U.S. Senator Ben Sasse (R-NE) speaks during Judge Amy Coney Barrett’s hearing before the Senate Judiciary Committee on Capitol Hill in Washington, DC on October 13, 2020.
Patrick Semansky | Pool | Reuters
Burr, who has announced that he will not seek re-election, had previously voted to dismiss the impeachment proceedings for constitutional reasons. Burr’s term ends in 2022.
“I have listened to the arguments on both sides and considered the facts. The facts are clear,” Burr said in a statement.
“By what he has done and what he has not done, President Trump has violated his oath of office to uphold, protect and defend the United States Constitution,” he said, adding that he did not came to this decision frivolously. “
Cassidy originally said he would dismiss the case on the grounds that it was unconstitutional, but then changed his voice last week, saying Trump’s lawyers had done “terrible” work to clarify the matter.
“Our constitution and our country are more important than any other person. I voted to condemn President Trump for being guilty,” Cassidy wrote in a statement.
He is already facing a setback in his home country. The Louisiana Republican Party Executive Committee unanimously voted to blame Cassidy for his vote in condemning Trump.
Trump’s defense team denied the former president instigated the attack, arguing that the former president’s rhetoric was protected by the first change.
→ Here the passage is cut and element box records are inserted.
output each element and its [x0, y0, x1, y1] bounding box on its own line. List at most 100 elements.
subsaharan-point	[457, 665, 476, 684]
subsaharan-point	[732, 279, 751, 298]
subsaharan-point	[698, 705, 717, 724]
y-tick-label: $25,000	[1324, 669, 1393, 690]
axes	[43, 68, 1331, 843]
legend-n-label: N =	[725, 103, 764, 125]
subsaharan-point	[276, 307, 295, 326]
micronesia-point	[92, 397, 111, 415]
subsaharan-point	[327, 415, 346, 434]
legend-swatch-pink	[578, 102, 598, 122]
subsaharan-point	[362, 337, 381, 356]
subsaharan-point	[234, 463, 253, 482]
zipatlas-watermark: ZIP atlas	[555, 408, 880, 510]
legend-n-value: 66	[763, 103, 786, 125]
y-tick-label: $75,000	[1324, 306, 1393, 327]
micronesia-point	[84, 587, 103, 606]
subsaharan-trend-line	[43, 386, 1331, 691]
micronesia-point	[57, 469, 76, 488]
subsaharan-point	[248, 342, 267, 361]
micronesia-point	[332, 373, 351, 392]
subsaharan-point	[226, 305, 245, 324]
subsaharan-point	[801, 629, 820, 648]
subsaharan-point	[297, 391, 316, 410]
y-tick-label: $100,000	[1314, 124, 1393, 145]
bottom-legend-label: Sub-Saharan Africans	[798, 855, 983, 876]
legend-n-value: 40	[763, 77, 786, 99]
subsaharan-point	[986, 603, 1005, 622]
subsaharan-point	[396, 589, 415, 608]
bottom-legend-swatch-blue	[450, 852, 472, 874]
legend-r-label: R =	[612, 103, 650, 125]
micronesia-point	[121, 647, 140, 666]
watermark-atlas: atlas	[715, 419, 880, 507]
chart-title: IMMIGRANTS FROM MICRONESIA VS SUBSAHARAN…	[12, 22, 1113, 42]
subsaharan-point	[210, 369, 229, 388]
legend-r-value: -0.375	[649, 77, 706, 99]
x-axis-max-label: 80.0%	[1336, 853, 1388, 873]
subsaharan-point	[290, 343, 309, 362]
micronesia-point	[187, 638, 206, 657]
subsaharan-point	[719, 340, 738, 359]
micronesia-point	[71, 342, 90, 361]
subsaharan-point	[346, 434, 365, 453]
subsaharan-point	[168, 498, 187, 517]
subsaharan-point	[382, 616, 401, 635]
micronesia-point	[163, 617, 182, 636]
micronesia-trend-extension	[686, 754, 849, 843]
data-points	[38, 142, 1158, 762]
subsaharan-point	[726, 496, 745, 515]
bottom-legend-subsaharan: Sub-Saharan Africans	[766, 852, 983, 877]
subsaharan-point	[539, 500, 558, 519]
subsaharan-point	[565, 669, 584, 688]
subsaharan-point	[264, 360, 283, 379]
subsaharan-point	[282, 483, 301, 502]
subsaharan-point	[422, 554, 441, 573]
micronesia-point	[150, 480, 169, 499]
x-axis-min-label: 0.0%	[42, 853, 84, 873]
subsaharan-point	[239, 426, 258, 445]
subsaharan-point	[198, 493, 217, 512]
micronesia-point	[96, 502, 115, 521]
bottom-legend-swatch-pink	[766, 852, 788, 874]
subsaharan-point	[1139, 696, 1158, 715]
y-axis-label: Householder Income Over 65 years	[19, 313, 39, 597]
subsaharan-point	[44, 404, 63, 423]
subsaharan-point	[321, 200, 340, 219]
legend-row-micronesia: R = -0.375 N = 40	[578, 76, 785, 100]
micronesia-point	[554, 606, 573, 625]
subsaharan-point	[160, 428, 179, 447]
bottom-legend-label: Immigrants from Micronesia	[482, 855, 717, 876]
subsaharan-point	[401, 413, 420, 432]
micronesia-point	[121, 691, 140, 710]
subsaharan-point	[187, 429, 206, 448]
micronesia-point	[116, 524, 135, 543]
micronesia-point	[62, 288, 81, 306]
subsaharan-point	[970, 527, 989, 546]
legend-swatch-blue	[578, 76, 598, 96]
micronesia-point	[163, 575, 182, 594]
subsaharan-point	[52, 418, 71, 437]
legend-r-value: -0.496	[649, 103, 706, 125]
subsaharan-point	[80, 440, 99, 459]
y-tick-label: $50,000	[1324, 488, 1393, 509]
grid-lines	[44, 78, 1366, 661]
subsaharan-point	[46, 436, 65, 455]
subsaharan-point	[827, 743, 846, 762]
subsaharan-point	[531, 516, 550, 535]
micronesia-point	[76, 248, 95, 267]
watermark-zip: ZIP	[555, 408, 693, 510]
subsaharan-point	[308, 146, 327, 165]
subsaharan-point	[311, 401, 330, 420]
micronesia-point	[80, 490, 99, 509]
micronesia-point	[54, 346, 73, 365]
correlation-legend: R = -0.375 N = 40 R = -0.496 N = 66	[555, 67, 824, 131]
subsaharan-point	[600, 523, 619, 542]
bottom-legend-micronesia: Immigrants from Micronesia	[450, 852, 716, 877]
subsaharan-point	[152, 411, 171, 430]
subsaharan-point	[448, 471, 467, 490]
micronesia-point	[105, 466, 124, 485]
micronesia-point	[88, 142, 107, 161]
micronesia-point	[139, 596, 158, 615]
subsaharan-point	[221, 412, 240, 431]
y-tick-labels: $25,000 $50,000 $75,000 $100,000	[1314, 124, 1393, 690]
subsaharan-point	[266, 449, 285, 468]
His lawyers also called the trial unconstitutional as Trump was no longer president.
“The Democrats were obsessed with indicting Mr. Trump from the start,” said Trump’s attorney Michael van der Veen in concluding arguments.
“In short, this impeachment was a complete charade from start to finish. The whole spectacle was nothing more than the opposition party’s unreserved pursuit of longstanding political vengeance against Mr. Trump,” he added.
Senior impeachment manager, Rep. Jamie Raskin of Maryland, urged Senators to review in his closing remarks what he called “overwhelming,” “irrefutable,” and “not refuted.”
“This process is ultimately not about Donald Trump. The country and the world know who Donald Trump is. This process is about who we are,” said Raskin.